Al principio, estaba desconcertada e insegura de lo que estaba sucediendo, pero a medida que él se movía con fuerza dentro de ella, sintió un placer como nada que hubiera experimentado antes.
Sus labios devoraban los de ella con una ferocidad que encendía una pasión ardiente dentro de ella.
Con cada empuje, las llamas ardían más fuerte, y ella estaba completamente consumida por el placer.
Nunca se había permitido siquiera la idea de hacer el amor con un hombre, especialmente porque había sido rechazada y despreciada durante tanto tiempo.
En ese momento, cuando el hombre le mordió el cuello, un rayo de placer recorrió su cuerpo, devolviéndola al estado de ensueño una vez más.
Continuó explorando su jardín prohibido con intensidad creciente, haciendo que sus ojos se revolcaran en éxtasis.
La pasión entre ellos era tan intensa que parecía que nada más en el mundo importaba para ella.
Sintió una sensación emanando de él y su cuerpo se sentía como en el noveno cielo mientras algo caliente entraba en su vientre.
Cuando el hombre colapsó sobre ella, Hécate recuperó rápidamente sus sentidos y lo abrazó fuertemente.
Él correspondió al abrazo y la besó con pasión, pero la escena cambió rápidamente.
Se encontró de pie en una habitación bien decorada.
Escuchó el sonido de risitas y giró la cabeza.
Sus ojos se agrandaron al ver a dos hermosas niñas pequeñas sentadas en una cama, mirándola con ojos rojos y violetas.
Los dos pequeños ángeles tenían la misma piel gris que ella, con hermoso cabello gris.
La miraban con ojos centelleantes, de alguna manera sabía que eran sus hijas.
Abrumada de emoción, su corazón se desbordó de alegría mientras corría hacia ellas.
Las agarró, atrayéndolas hacia su abrazo, la niña de ojos violetas habló mientras las abrazaba.

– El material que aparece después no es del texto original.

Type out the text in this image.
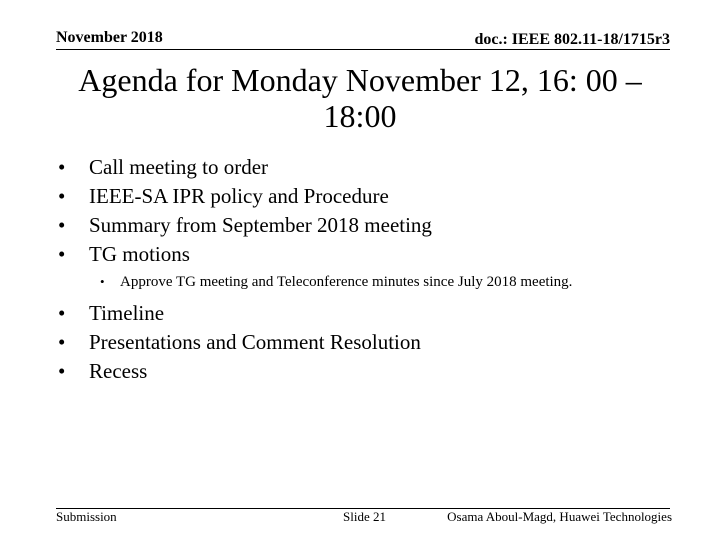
November 2018	doc.: IEEE 802.11-18/1715r3
Agenda for Monday November 12, 16: 00 – 18:00
• Call meeting to order
• IEEE-SA IPR policy and Procedure
• Summary from September 2018 meeting
• TG motions
• Approve TG meeting and Teleconference minutes since July 2018 meeting.
• Timeline
• Presentations and Comment Resolution
• Recess
Submission	Slide 21	Osama Aboul-Magd, Huawei Technologies
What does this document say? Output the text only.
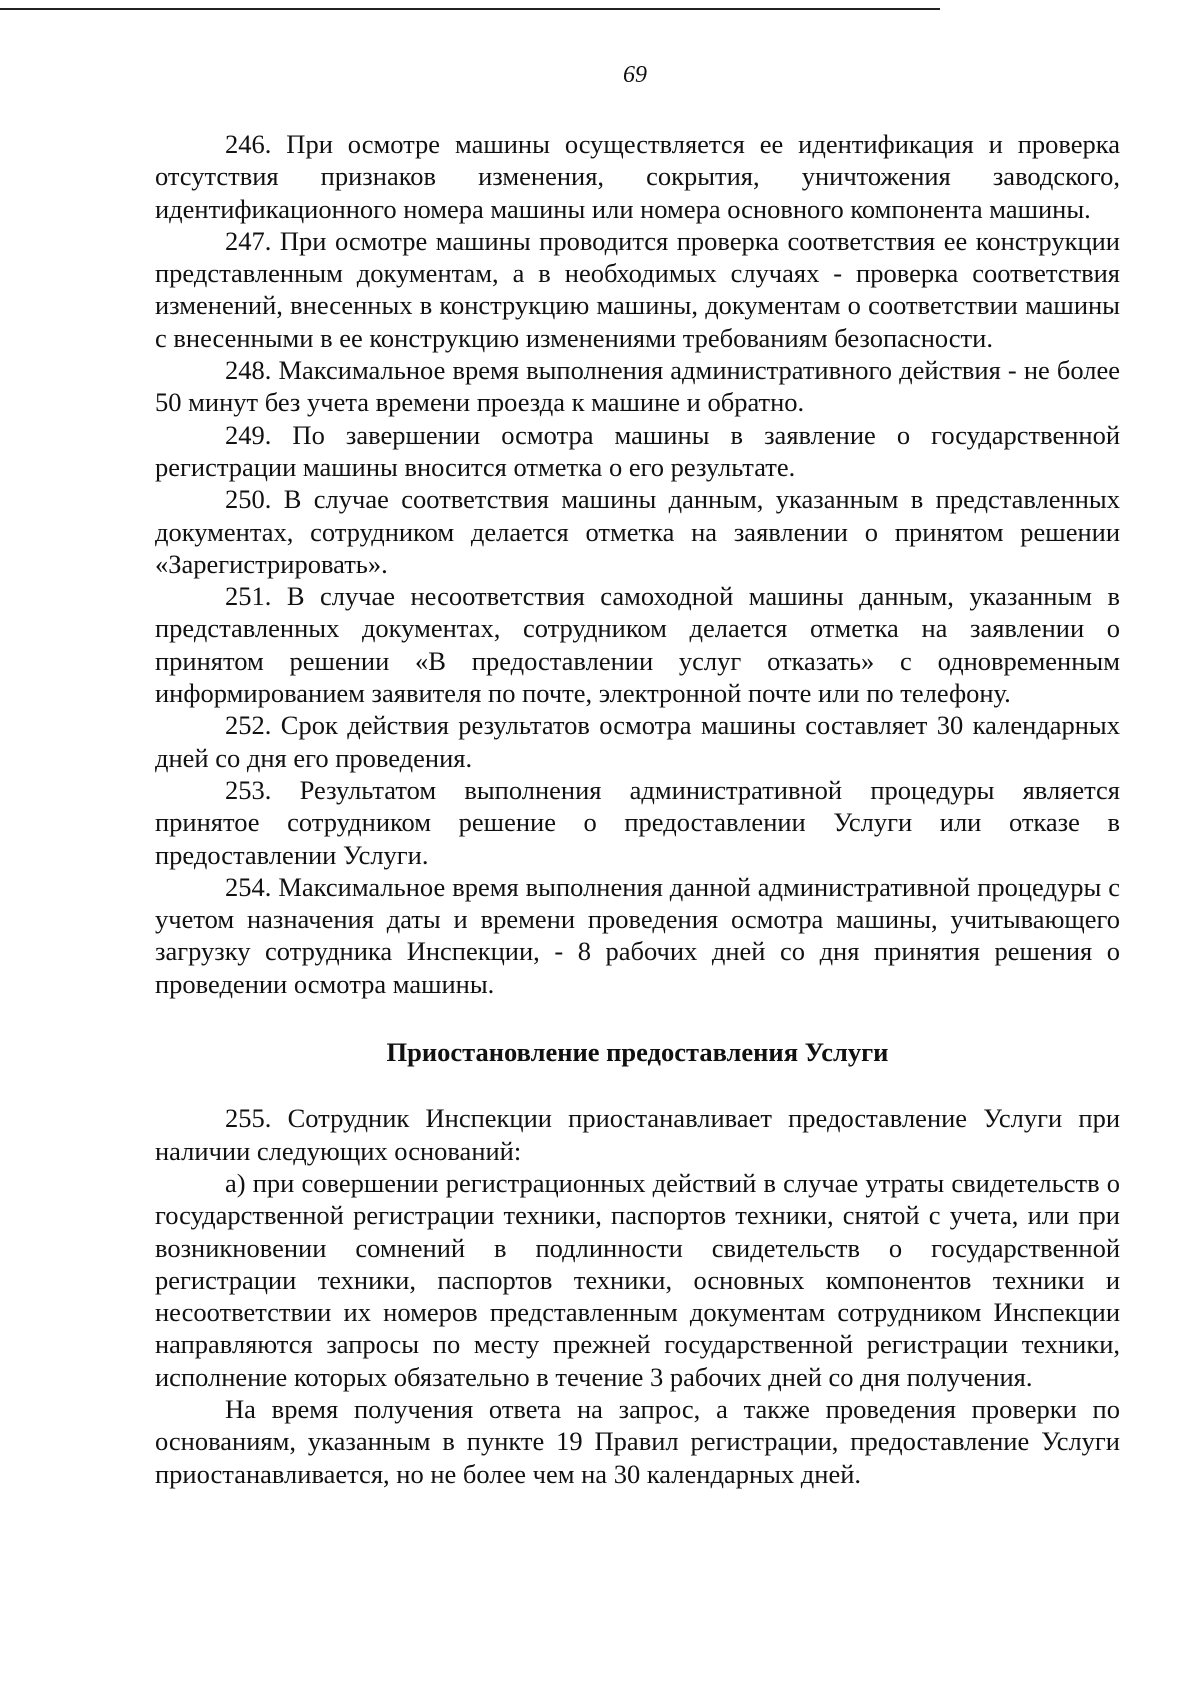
69

246. При осмотре машины осуществляется ее идентификация и проверка отсутствия признаков изменения, сокрытия, уничтожения заводского, идентификационного номера машины или номера основного компонента машины.

247. При осмотре машины проводится проверка соответствия ее конструкции представленным документам, а в необходимых случаях - проверка соответствия изменений, внесенных в конструкцию машины, документам о соответствии машины с внесенными в ее конструкцию изменениями требованиям безопасности.

248. Максимальное время выполнения административного действия - не более 50 минут без учета времени проезда к машине и обратно.

249. По завершении осмотра машины в заявление о государственной регистрации машины вносится отметка о его результате.

250. В случае соответствия машины данным, указанным в представленных документах, сотрудником делается отметка на заявлении о принятом решении «Зарегистрировать».

251. В случае несоответствия самоходной машины данным, указанным в представленных документах, сотрудником делается отметка на заявлении о принятом решении «В предоставлении услуг отказать» с одновременным информированием заявителя по почте, электронной почте или по телефону.

252. Срок действия результатов осмотра машины составляет 30 календарных дней со дня его проведения.

253. Результатом выполнения административной процедуры является принятое сотрудником решение о предоставлении Услуги или отказе в предоставлении Услуги.

254. Максимальное время выполнения данной административной процедуры с учетом назначения даты и времени проведения осмотра машины, учитывающего загрузку сотрудника Инспекции, - 8 рабочих дней со дня принятия решения о проведении осмотра машины.

Приостановление предоставления Услуги

255. Сотрудник Инспекции приостанавливает предоставление Услуги при наличии следующих оснований:

а) при совершении регистрационных действий в случае утраты свидетельств о государственной регистрации техники, паспортов техники, снятой с учета, или при возникновении сомнений в подлинности свидетельств о государственной регистрации техники, паспортов техники, основных компонентов техники и несоответствии их номеров представленным документам сотрудником Инспекции направляются запросы по месту прежней государственной регистрации техники, исполнение которых обязательно в течение 3 рабочих дней со дня получения.

На время получения ответа на запрос, а также проведения проверки по основаниям, указанным в пункте 19 Правил регистрации, предоставление Услуги приостанавливается, но не более чем на 30 календарных дней.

—Mater, deja de apretar tan fuerte.
Se preguntó quién sería el padre.
Entonces, la escena de ella haciendo el amor con el joven de cabello blanco vino a su mente.
Sus ojos se llenaron de lágrimas mientras sonreía.
Las dos niñas pequeñas, al verla llorar, se apegaron a ella con más fuerza.
De repente, fue arrancada de la escena y se encontró de nuevo en el baño donde había tomado la poción.
Mirando a su alrededor, sintiéndose desorientada y confundida antes de dejar escapar un profundo suspiro mientras se reclinaba, cerrando los ojos.
Recordó la imagen del joven del sueño, grabando sus ojos violetas y su rostro apuesto en su memoria.
Fortalecida con una nueva resolución, se levantó del baño y se secó, su corazón lleno de una nueva esperanza de que sus sueños algún día se convirtieran en realidad.